"My opinion? What about here on this ridge, right on that big boulder with the notch? That's going to be here for a while."
"Fine, then just do it,” Elliott Fisk said disagreeably, “before we all freeze to death. What's the difference? Who comes here, one person every ten years? Who's going to see a plaque, a bunch of polar bears?"
"Just like a dentist,” Pratt mumbled inscrutably to no one.
Fisk's pale eyes fixed him. “And what is that supposed to mean, if anything?"
"Just say the word ‘plaque’ and he comes unglued,” Pratt said amiably.
Tremaine looked at him, surprised. Did a dormant sense of humor actually lurk somewhere in that gaunt and dour frame?
"I am not unglued,” Fisk replied pettishly, “I just want to get on with the damn thing."
Tremaine wanted to get on with it too. “Well, I'd say that wherever Mr. Tibbett-"
He was interrupted by a cry from Walter, who had been wandering aimlessly, shoulders hunched and hands in his pockets, kicking without point at chunks of gray, decaying ice. “Good God!" he shouted. “What in the world…"
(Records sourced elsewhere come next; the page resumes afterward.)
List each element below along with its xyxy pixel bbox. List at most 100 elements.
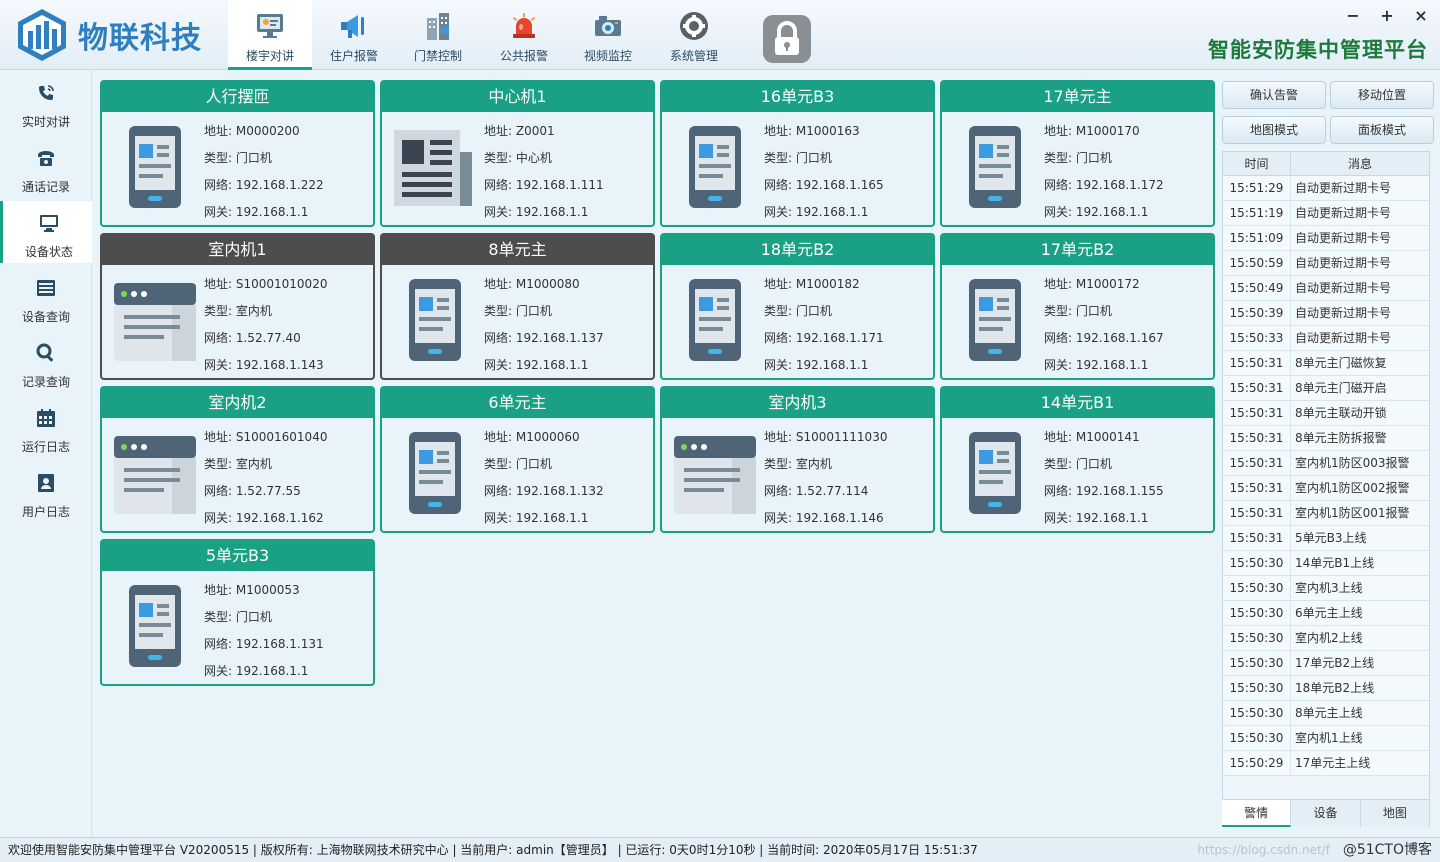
- tab-alarm[interactable]: 警情: [1222, 800, 1292, 827]
- phone-icon: [950, 122, 1040, 212]
- sidebar-item-record-query[interactable]: 记录查询: [0, 331, 92, 393]
- list-icon: [37, 280, 55, 296]
- table-row[interactable]: 15:50:31 8单元主联动开锁: [1223, 401, 1429, 426]
- device-card[interactable]: 室内机1 地址: S10001010020 类型: 室内机 网络: 1.52.77.4…: [100, 233, 375, 380]
- maximize-button[interactable]: +: [1380, 6, 1394, 25]
- device-info: 地址: S10001010020 类型: 室内机 网络: 1.52.77.40 网关:…: [204, 271, 327, 379]
- close-button[interactable]: ×: [1414, 6, 1428, 25]
- alarm-time: 15:50:30: [1223, 726, 1291, 750]
- move-position-button[interactable]: 移动位置: [1330, 81, 1434, 109]
- tab-device[interactable]: 设备: [1291, 800, 1361, 827]
- table-row[interactable]: 15:50:31 8单元主门磁恢复: [1223, 351, 1429, 376]
- column-header-message[interactable]: 消息: [1291, 152, 1429, 175]
- lock-button[interactable]: [763, 15, 811, 63]
- tab-map[interactable]: 地图: [1360, 800, 1430, 827]
- device-name: 17单元B2: [942, 235, 1213, 265]
- table-row[interactable]: 15:50:30 14单元B1上线: [1223, 551, 1429, 576]
- device-info: 地址: M1000060 类型: 门口机 网络: 192.168.1.132 网关: …: [484, 424, 604, 532]
- minimize-button[interactable]: −: [1346, 6, 1360, 25]
- table-row[interactable]: 15:50:30 18单元B2上线: [1223, 676, 1429, 701]
- nav-resident-alarm[interactable]: 住户报警: [312, 0, 396, 70]
- table-row[interactable]: 15:50:29 17单元主上线: [1223, 751, 1429, 776]
- nav-access-control[interactable]: 门禁控制: [396, 0, 480, 70]
- table-row[interactable]: 15:50:33 自动更新过期卡号: [1223, 326, 1429, 351]
- confirm-alarm-button[interactable]: 确认告警: [1222, 81, 1326, 109]
- table-row[interactable]: 15:50:31 8单元主门磁开启: [1223, 376, 1429, 401]
- alarm-time: 15:50:30: [1223, 576, 1291, 600]
- sidebar-item-run-log[interactable]: 运行日志: [0, 396, 92, 458]
- device-card[interactable]: 16单元B3 地址: M1000163 类型: 门口机 网络: 192.168.1.1…: [660, 80, 935, 227]
- nav-video-surveillance[interactable]: 视频监控: [566, 0, 650, 70]
- table-row[interactable]: 15:50:49 自动更新过期卡号: [1223, 276, 1429, 301]
- sidebar-label: 运行日志: [21, 440, 70, 454]
- nav-label: 系统管理: [669, 49, 718, 63]
- table-row[interactable]: 15:50:30 室内机2上线: [1223, 626, 1429, 651]
- nav-building-intercom[interactable]: 楼宇对讲: [228, 0, 312, 70]
- device-gateway: 网关: 192.168.1.146: [764, 511, 884, 525]
- alarm-time: 15:50:31: [1223, 451, 1291, 475]
- map-mode-button[interactable]: 地图模式: [1222, 116, 1326, 144]
- device-card[interactable]: 6单元主 地址: M1000060 类型: 门口机 网络: 192.168.1.132…: [380, 386, 655, 533]
- device-info: 地址: M0000200 类型: 门口机 网络: 192.168.1.222 网关: …: [204, 118, 324, 226]
- alarm-message: 室内机1防区003报警: [1295, 456, 1410, 470]
- device-card[interactable]: 17单元主 地址: M1000170 类型: 门口机 网络: 192.168.1.17…: [940, 80, 1215, 227]
- sidebar-label: 记录查询: [21, 375, 70, 389]
- device-type: 类型: 门口机: [764, 151, 832, 165]
- table-row[interactable]: 15:50:31 8单元主防拆报警: [1223, 426, 1429, 451]
- nav-label: 公共报警: [499, 49, 548, 63]
- alarm-time: 15:50:31: [1223, 526, 1291, 550]
- nav-label: 楼宇对讲: [245, 49, 294, 63]
- device-card[interactable]: 14单元B1 地址: M1000141 类型: 门口机 网络: 192.168.1.1…: [940, 386, 1215, 533]
- table-row[interactable]: 15:50:30 8单元主上线: [1223, 701, 1429, 726]
- device-name: 室内机2: [102, 388, 373, 418]
- device-card[interactable]: 5单元B3 地址: M1000053 类型: 门口机 网络: 192.168.1.13…: [100, 539, 375, 686]
- alarm-message: 室内机1上线: [1295, 731, 1363, 745]
- calendar-icon: [37, 409, 55, 427]
- device-type: 类型: 门口机: [1044, 304, 1112, 318]
- device-type: 类型: 门口机: [484, 304, 552, 318]
- sidebar-item-device-status[interactable]: 设备状态: [0, 201, 92, 263]
- table-row[interactable]: 15:50:30 室内机1上线: [1223, 726, 1429, 751]
- device-type: 类型: 中心机: [484, 151, 552, 165]
- table-row[interactable]: 15:50:31 5单元B3上线: [1223, 526, 1429, 551]
- nav-system-management[interactable]: 系统管理: [652, 0, 736, 70]
- device-gateway: 网关: 192.168.1.1: [764, 358, 869, 372]
- device-info: 地址: M1000170 类型: 门口机 网络: 192.168.1.172 网关: …: [1044, 118, 1164, 226]
- device-network: 网络: 192.168.1.172: [1044, 178, 1164, 192]
- sidebar-item-live-intercom[interactable]: 实时对讲: [0, 71, 92, 133]
- device-card[interactable]: 18单元B2 地址: M1000182 类型: 门口机 网络: 192.168.1.1…: [660, 233, 935, 380]
- device-gateway: 网关: 192.168.1.162: [204, 511, 324, 525]
- monitor-icon: [257, 14, 283, 38]
- sidebar-item-user-log[interactable]: 用户日志: [0, 461, 92, 523]
- search-icon: [36, 343, 54, 362]
- nav-public-alarm[interactable]: 公共报警: [482, 0, 566, 70]
- table-row[interactable]: 15:50:30 17单元B2上线: [1223, 651, 1429, 676]
- device-card[interactable]: 8单元主 地址: M1000080 类型: 门口机 网络: 192.168.1.137…: [380, 233, 655, 380]
- table-row[interactable]: 15:50:31 室内机1防区001报警: [1223, 501, 1429, 526]
- device-card[interactable]: 人行摆匝 地址: M0000200 类型: 门口机 网络: 192.168.1.222…: [100, 80, 375, 227]
- table-row[interactable]: 15:50:39 自动更新过期卡号: [1223, 301, 1429, 326]
- device-card[interactable]: 室内机3 地址: S10001111030 类型: 室内机 网络: 1.52.77.1…: [660, 386, 935, 533]
- device-type: 类型: 门口机: [1044, 151, 1112, 165]
- alarm-message: 室内机1防区002报警: [1295, 481, 1410, 495]
- sidebar-item-device-query[interactable]: 设备查询: [0, 266, 92, 328]
- phone-icon: [950, 275, 1040, 365]
- speaker-icon: [341, 15, 364, 38]
- table-row[interactable]: 15:50:59 自动更新过期卡号: [1223, 251, 1429, 276]
- device-network: 网络: 192.168.1.171: [764, 331, 884, 345]
- sidebar-item-call-records[interactable]: 通话记录: [0, 136, 92, 198]
- panel-mode-button[interactable]: 面板模式: [1330, 116, 1434, 144]
- table-row[interactable]: 15:50:31 室内机1防区003报警: [1223, 451, 1429, 476]
- table-row[interactable]: 15:50:30 室内机3上线: [1223, 576, 1429, 601]
- table-row[interactable]: 15:50:31 室内机1防区002报警: [1223, 476, 1429, 501]
- table-row[interactable]: 15:51:19 自动更新过期卡号: [1223, 201, 1429, 226]
- device-card[interactable]: 17单元B2 地址: M1000172 类型: 门口机 网络: 192.168.1.1…: [940, 233, 1215, 380]
- column-header-time[interactable]: 时间: [1223, 152, 1291, 175]
- alarm-message: 自动更新过期卡号: [1295, 231, 1392, 245]
- device-card[interactable]: 中心机1 地址: Z0001 类型: 中心机 网络: 192.168.1.111 网关:…: [380, 80, 655, 227]
- table-row[interactable]: 15:50:30 6单元主上线: [1223, 601, 1429, 626]
- device-card[interactable]: 室内机2 地址: S10001601040 类型: 室内机 网络: 1.52.77.5…: [100, 386, 375, 533]
- table-row[interactable]: 15:51:09 自动更新过期卡号: [1223, 226, 1429, 251]
- table-row[interactable]: 15:51:29 自动更新过期卡号: [1223, 176, 1429, 201]
- device-network: 网络: 192.168.1.111: [484, 178, 604, 192]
The others turned to him to find him staring at the ground at his feet. On the wet gravel, lying among the softening pieces of ice that had fallen away from the glacier, lay a glistening ivory shaft of bone, six or eight inches long, broken roughly off at one end.
The thought leaped among them like a spark, almost visible in the whitish air. Once before, a few years after the tragedy, the glacier had disgorged some grisly shreds of the dead expedition members. Had it happened again? They stared, fascinated and appalled. Were they looking at a piece of James Pratt? Of Jocelyn Yount? Steven Shirley made a gagging noise. “Look, another piece,” she said, pointing. “Oh, God.” She shuddered and moved closer to Tremaine, presumably for support, but looming some three inches over him. “Are they…are they human? Can you tell?"